While the graduate student lounge in Philosophy was renovated quite a long time ago, it took Bwog a while to find a way in. A coffee loving Bwog writer, who has asked to go by the alias Agent Dale Cooper (obviously in honor of the return of Twin Peaks), found a way to sneak in and get a caffeine fix.
The last time I’d been inside the grad student lounge was for office hours my freshman year, and I remembered it as a dingy and dimly lit space with a few rickety chairs scattered around. Imagine the vibe at Raskolnikov’s place. Now the room is brightly lit and calls to mind the interior of Joe or the Diana Center–all modern glass and funky space chairs. Even though the room was fairly spacious, almost every table was occupied by competent looking people with coffee cups. I couldn’t help wondering if business school students counted as graduate students–and had the uncharitable thought that the answer should be no. I’m sure I was being judged just as much for being the person taking pictures of everything.
I went on two days at around 2:00. On the first, the line was fairly short and moved quickly. The man who took my order also complimented me on my outfit, saying that my coat was “out of this world.” The next day, however, I stood in line for about 5 minutes before another 5 minutes waiting for my drinks. I also had the privilege on the second day of listening to a true coffee snob. I felt a little bit judged as a drank my coffee out of a paper cup as he proclaimed that he shouldn’t even have to ask for his espresso in ceramic–“you wouldn’t serve wine in a paper cup, would you?”
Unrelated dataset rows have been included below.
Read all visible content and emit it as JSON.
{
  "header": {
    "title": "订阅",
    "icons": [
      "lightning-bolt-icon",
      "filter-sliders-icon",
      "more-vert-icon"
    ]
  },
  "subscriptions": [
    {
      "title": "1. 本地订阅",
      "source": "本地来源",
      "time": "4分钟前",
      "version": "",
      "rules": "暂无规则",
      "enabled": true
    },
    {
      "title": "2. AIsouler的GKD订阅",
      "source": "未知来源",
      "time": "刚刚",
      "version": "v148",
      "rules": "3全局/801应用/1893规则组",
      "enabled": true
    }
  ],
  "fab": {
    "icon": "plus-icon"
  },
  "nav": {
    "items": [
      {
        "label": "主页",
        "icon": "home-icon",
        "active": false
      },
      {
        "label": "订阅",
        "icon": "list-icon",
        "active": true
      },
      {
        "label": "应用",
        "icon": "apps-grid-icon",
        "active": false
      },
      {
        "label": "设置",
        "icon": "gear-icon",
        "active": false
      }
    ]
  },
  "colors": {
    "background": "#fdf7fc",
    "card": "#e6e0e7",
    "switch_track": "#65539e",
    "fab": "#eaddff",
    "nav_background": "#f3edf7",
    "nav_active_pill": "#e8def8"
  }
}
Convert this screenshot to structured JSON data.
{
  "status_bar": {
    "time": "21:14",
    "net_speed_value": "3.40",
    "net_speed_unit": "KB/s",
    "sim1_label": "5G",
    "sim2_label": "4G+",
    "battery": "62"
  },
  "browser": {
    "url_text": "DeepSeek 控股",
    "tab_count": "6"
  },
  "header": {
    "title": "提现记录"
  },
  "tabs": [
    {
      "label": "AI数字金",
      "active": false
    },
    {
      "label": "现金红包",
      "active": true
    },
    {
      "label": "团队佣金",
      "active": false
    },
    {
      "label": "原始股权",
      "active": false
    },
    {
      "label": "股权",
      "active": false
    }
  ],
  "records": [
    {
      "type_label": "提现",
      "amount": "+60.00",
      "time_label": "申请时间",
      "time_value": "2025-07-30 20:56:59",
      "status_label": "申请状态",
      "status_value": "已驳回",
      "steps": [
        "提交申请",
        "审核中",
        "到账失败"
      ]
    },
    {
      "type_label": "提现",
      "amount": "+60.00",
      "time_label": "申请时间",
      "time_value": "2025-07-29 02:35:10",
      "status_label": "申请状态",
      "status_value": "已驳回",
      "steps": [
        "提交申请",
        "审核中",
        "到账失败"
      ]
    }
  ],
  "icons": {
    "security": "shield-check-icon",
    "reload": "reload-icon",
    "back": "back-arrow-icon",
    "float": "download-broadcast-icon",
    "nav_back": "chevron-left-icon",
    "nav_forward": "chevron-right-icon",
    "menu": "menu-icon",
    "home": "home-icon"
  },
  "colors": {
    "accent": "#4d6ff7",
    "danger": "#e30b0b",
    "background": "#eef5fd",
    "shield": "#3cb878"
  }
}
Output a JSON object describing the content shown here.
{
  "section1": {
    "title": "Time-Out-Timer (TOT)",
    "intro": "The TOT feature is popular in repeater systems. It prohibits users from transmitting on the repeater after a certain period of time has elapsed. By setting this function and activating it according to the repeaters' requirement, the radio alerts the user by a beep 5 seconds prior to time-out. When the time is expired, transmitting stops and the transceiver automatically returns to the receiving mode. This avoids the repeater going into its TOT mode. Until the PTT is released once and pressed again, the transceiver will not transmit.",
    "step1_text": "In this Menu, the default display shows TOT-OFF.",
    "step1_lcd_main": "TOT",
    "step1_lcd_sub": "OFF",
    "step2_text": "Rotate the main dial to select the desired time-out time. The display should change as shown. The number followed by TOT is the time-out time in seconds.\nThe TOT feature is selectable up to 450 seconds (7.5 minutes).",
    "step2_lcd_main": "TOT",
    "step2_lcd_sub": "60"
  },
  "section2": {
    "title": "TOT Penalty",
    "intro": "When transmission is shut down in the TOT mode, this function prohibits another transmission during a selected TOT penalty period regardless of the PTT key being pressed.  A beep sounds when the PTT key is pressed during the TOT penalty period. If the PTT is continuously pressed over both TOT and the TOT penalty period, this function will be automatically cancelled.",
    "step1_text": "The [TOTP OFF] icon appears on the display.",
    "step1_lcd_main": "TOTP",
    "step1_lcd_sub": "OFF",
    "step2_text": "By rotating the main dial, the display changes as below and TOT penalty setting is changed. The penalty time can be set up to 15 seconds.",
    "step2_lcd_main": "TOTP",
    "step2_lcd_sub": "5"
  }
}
The coffee was definitely good enough to justify such snobbery, however. I am kind of picky about my coffee drinks and so tried only a cup of drip coffee and an espresso on my two visits–but got a friend to sample a latte. The drip coffee was perfect–caramell-y, almost as strong as Oren’s, and without the nasty burnt aftertaste of Joe’s. Even though the normal drip coffee was perfectly delicious, they also offer single origin individually brewed coffees as well. On a return visit I tried the espresso: perfectly decent, even though I got it in a paper cup. A friend sampled the latte and although she was initially of the opinion that it had “too much coffee,” eventually her Starbucks-influenced taste buds got used to the flavor. At $5.50 it is apparently one of the more expensive lattes in the neighborhood, but also seemed to be much larger than the same drink from Joe’s. The restaurant also sells food: sushi, sandwiches, and various sweet pastry items.
It was honestly worth going just for the coffee, but I would also add that this is a terrible place to try and do work. Most of the tables were already occupied and the room was too echoey and loud to make for a good study space. Plus, unlike the similarly loud and crowded Joe, there were no sweet 80s tunes playing over the radio.